Slow aws S3 data loading using TorchData open_files_by_fsspec

Hi All,

I am currently utilizing AWS for storing a large dataset, which has been divided into tar files. While trying to scale up my training process, I found that the main bottleneck lies in the fsspec component. It takes approximately 5 seconds to load the data stored in the tar files.

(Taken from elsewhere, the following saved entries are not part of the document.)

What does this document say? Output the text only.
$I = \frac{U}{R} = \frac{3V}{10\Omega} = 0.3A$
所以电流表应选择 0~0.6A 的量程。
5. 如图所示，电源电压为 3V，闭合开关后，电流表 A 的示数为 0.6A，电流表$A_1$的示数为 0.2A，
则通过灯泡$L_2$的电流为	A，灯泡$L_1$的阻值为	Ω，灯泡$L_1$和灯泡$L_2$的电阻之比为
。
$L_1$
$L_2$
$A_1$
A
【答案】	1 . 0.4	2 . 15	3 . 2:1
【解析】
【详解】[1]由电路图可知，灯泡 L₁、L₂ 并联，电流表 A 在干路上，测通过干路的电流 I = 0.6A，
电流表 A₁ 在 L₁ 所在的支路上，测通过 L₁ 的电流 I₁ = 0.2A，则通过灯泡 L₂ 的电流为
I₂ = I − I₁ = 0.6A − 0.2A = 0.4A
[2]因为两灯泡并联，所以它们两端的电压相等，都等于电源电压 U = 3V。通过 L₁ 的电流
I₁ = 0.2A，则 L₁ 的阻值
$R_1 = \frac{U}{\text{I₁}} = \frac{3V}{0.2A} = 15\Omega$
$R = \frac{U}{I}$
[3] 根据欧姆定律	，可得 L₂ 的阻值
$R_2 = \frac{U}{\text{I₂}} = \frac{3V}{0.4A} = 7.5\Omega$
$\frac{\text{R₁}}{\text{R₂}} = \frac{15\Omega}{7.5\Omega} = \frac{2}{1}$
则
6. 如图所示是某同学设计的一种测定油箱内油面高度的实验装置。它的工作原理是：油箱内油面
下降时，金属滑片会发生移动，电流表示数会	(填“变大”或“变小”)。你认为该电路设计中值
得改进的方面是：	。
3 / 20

If you have encountered a similar challenge and have any experience or insights to share, I would greatly appreciate your assistance.

Thank you for your time!

Setup:

torch==2.0
pytorch_lightning==2.0.2
torchdata==0.6

TorchData Datapipe.

datapipe = torchdata.datapipes.iter.IterableWrapper(data_dir)\
			.shuffle()\
			.open_files_by_fsspec(mode='rb')\
			.load_from_tar() \
			.groupby(group_by_filename, group_size=2, guaranteed_group_size=2)\
			.sharding_filter()\
			.shuffle(buffer_size=self.batch_size)\
			.map(self.to_sampels) \

I had the same issue with bottleneck when streaming data from a Google Cloud Storage bucket. It looks like if you’re already using tar files, you could use WebDataset to stream the data - might be faster than using IterableWrapper.

I found this blog by GCP, but I’ve never tried it as my data is in CSV format.